【日本シリーズ】伊勢孝夫氏「分析されていたソフトB打線 でも悲観する必要はない」

2018年10月29日 16時30分

4回、空振り三振を喫した柳田(右)

【新IDアナライザー 伊勢孝夫】ソフトバンク打線は広島によく分析されているな、と感じた。思えばソフトバンクはシーズン中に苦しめられた宿敵の西武とCSファイナルステージを最後まで戦い、燃え尽きてしまっているところがある。スコアラーのデータ収集も出遅れている。その点、広島は巨人とのCSファイナルをあっさりと終わり、早い段階から多くのデータを集められたはずだ。

 特に柳田へのマークは徹底している。4回、ジョンソンがカットボールでインコースを意識させ、次は真っすぐ、と思わせといて、もう1球、内角カットボールで三振。第1戦では大瀬良も裏をかいて攻めていた。石原もよく研究している。広島は柳田に痛い目に遭わされるまで、この先も同じ攻め方をしてくるだろう。ソフトバンクは1、2、3番の打順の顔ぶれを代えたが、機能しなかった。左の上林ではジョンソンを打つのは難しいし、右打者もカットボールとチェンジアップで詰まらされる。あんなタイプはパ・リーグにはおらんね。

 初回、川島がカウント3―1から高めのボール球に手を出して二飛に倒れた。なぜもう1球待てなかったか。試合開始の先頭打者。塁に出たら今宮でチャンスをつくれたかもしれない。その川島は3回に守備でも併殺を狙って今宮に悪送球をしたが、あの体勢で二塁に投げるのは難しい。一塁に投げて1つアウトをとっておけばよかった。
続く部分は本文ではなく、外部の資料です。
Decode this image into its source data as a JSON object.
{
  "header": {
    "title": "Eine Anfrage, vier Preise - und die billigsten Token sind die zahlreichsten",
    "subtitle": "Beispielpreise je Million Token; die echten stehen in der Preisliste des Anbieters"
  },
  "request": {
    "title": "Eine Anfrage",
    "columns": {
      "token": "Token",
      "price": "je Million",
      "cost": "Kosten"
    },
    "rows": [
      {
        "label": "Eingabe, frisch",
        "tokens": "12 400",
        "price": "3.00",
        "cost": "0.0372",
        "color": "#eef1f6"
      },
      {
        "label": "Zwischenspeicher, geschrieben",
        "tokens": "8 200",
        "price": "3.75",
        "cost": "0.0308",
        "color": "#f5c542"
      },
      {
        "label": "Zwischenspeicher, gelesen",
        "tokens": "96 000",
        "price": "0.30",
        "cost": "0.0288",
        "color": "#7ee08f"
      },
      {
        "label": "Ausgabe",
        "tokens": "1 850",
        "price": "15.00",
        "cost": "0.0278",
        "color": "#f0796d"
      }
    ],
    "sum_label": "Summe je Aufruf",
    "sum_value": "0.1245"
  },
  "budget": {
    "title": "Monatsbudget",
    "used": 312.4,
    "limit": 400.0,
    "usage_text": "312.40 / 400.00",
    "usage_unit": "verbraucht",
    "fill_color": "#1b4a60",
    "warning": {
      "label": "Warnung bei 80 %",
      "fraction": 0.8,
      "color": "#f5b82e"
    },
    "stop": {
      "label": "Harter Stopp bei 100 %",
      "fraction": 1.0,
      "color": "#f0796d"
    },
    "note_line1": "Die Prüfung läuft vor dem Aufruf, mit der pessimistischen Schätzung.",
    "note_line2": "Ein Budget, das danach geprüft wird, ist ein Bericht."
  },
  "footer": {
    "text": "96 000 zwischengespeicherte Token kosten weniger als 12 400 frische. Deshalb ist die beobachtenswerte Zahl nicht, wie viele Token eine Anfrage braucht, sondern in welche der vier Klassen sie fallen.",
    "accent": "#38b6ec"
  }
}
 でも、ソフトバンクは全然、悲観する必要はない。引き分けがあったし、この日が1戦目と思ったらいい。移動日というのはものすごく雰囲気が変わるもの。この2試合はデータと実戦にズレがあっただろう。福岡に帰ってもう一度、しっかり分析すれば流れががらりと変わる可能性は十分ある。お互いに手の内がわかっただろう。まだ始まったばかりだ。